AP News, December 28th, 2006
A heavy metal believed to be benign in the state's coastal waters does in fact pose a threat to the health and survival of oysters, a University of North Carolina at Charlotte scientist says.
The heavy metal cadmium, combined with warming coastal waters, can kill the shellfish or weaken their resistance to disease, according to research led by assistant biology professor Inna Sokolova and published this month in the Journal of Experimental Biology.
Oysters in North Carolina's sounds are already in decline due to pollution, overfishing and damaged habitat. Because the shellfish take in nutrients by filtering the water in which they live, oysters from tainted water are dangerous to eat because toxins accumulate in the meat.
Cadmium from products such as batteries and paint is a common pollutant in the sounds where oysters live. Concentrations are so low that the heavy metal wasn't believed to hurt marine life, but research by Sokolova and three colleagues showed that even low concentrations increase an oyster's metabolism and the harmful oxidation of oyster cells.
Cadmium's impact is magnified by warming water, and coastal waters near Wilmington have warmed by 1 to 1.5 degrees since 1949, Sokolova said.
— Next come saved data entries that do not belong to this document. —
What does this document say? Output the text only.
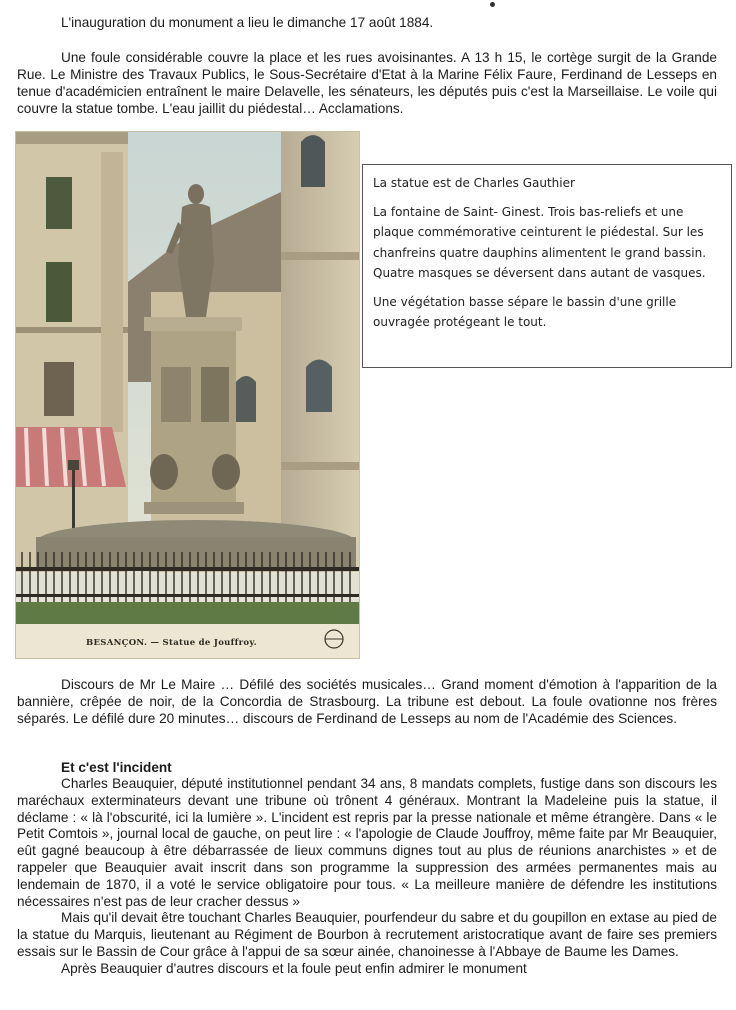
L'inauguration du monument a lieu le dimanche 17 août 1884.

Une foule considérable couvre la place et les rues avoisinantes. A 13 h 15, le cortège surgit de la Grande Rue. Le Ministre des Travaux Publics, le Sous-Secrétaire d'Etat à la Marine Félix Faure, Ferdinand de Lesseps en tenue d'académicien entraînent le maire Delavelle, les sénateurs, les députés puis c'est la Marseillaise. Le voile qui couvre la statue tombe. L'eau jaillit du piédestal… Acclamations.

BESANÇON. — Statue de Jouffroy.

La statue est de Charles Gauthier

La fontaine de Saint- Ginest. Trois bas-reliefs et une plaque commémorative ceinturent le piédestal. Sur les chanfreins quatre dauphins alimentent le grand bassin. Quatre masques se déversent dans autant de vasques.

Une végétation basse sépare le bassin d'une grille ouvragée protégeant le tout.

Discours de Mr Le Maire … Défilé des sociétés musicales… Grand moment d'émotion à l'apparition de la bannière, crêpée de noir, de la Concordia de Strasbourg. La tribune est debout. La foule ovationne nos frères séparés. Le défilé dure 20 minutes… discours de Ferdinand de Lesseps au nom de l'Académie des Sciences.

Et c'est l'incident

Charles Beauquier, député institutionnel pendant 34 ans, 8 mandats complets, fustige dans son discours les maréchaux exterminateurs devant une tribune où trônent 4 généraux. Montrant la Madeleine puis la statue, il déclame : « là l'obscurité, ici la lumière ». L'incident est repris par la presse nationale et même étrangère. Dans « le Petit Comtois », journal local de gauche, on peut lire : « l'apologie de Claude Jouffroy, même faite par Mr Beauquier, eût gagné beaucoup à être débarrassée de lieux communs dignes tout au plus de réunions anarchistes » et de rappeler que Beauquier avait inscrit dans son programme la suppression des armées permanentes mais au lendemain de 1870, il a voté le service obligatoire pour tous. « La meilleure manière de défendre les institutions nécessaires n'est pas de leur cracher dessus »
Mais qu'il devait être touchant Charles Beauquier, pourfendeur du sabre et du goupillon en extase au pied de la statue du Marquis, lieutenant au Régiment de Bourbon à recrutement aristocratique avant de faire ses premiers essais sur le Bassin de Cour grâce à l'appui de sa sœur ainée, chanoinesse à l'Abbaye de Baume les Dames.
Après Beauquier d'autres discours et la foule peut enfin admirer le monument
Climate scientists expect that trend to continue in shallow waters.
"Temperature is a really key player in determining how toxic cadmium is to an organism," Sokolova said.
Confronted by both the toxic metal and warm water, the oysters must invest all their energy in staying alive rather than growing or fighting off toxins, she said, and the same thing is probably happening with fish, crabs and other cold-blooded animals.
Mike Marshall of the state Division of Marine Fisheries in Morehead City said recent warm winters have allowed a longer growing season for Dermo, an oyster-killing parasite that has attacked the shellfish for decades.
"What (Sokolova) is saying is borne out time and again in the literature, that heavy metals do reduce oysters' ability to resist infection and their ability to reproduce," Marshall said.
North Carolina's oyster harvests peaked in the 1960s at about 300,000 bushels a year. By the 1990s the catch had plummeted to about 40,000 bushels.
Restoring the population will be difficult, Sokolova said. The filter feeders cleanse water remarkably well, but the oysters' dwindling numbers have limited their effectiveness.
"It's very hard to restore oysters in polluted water," she said. "They just don't live there."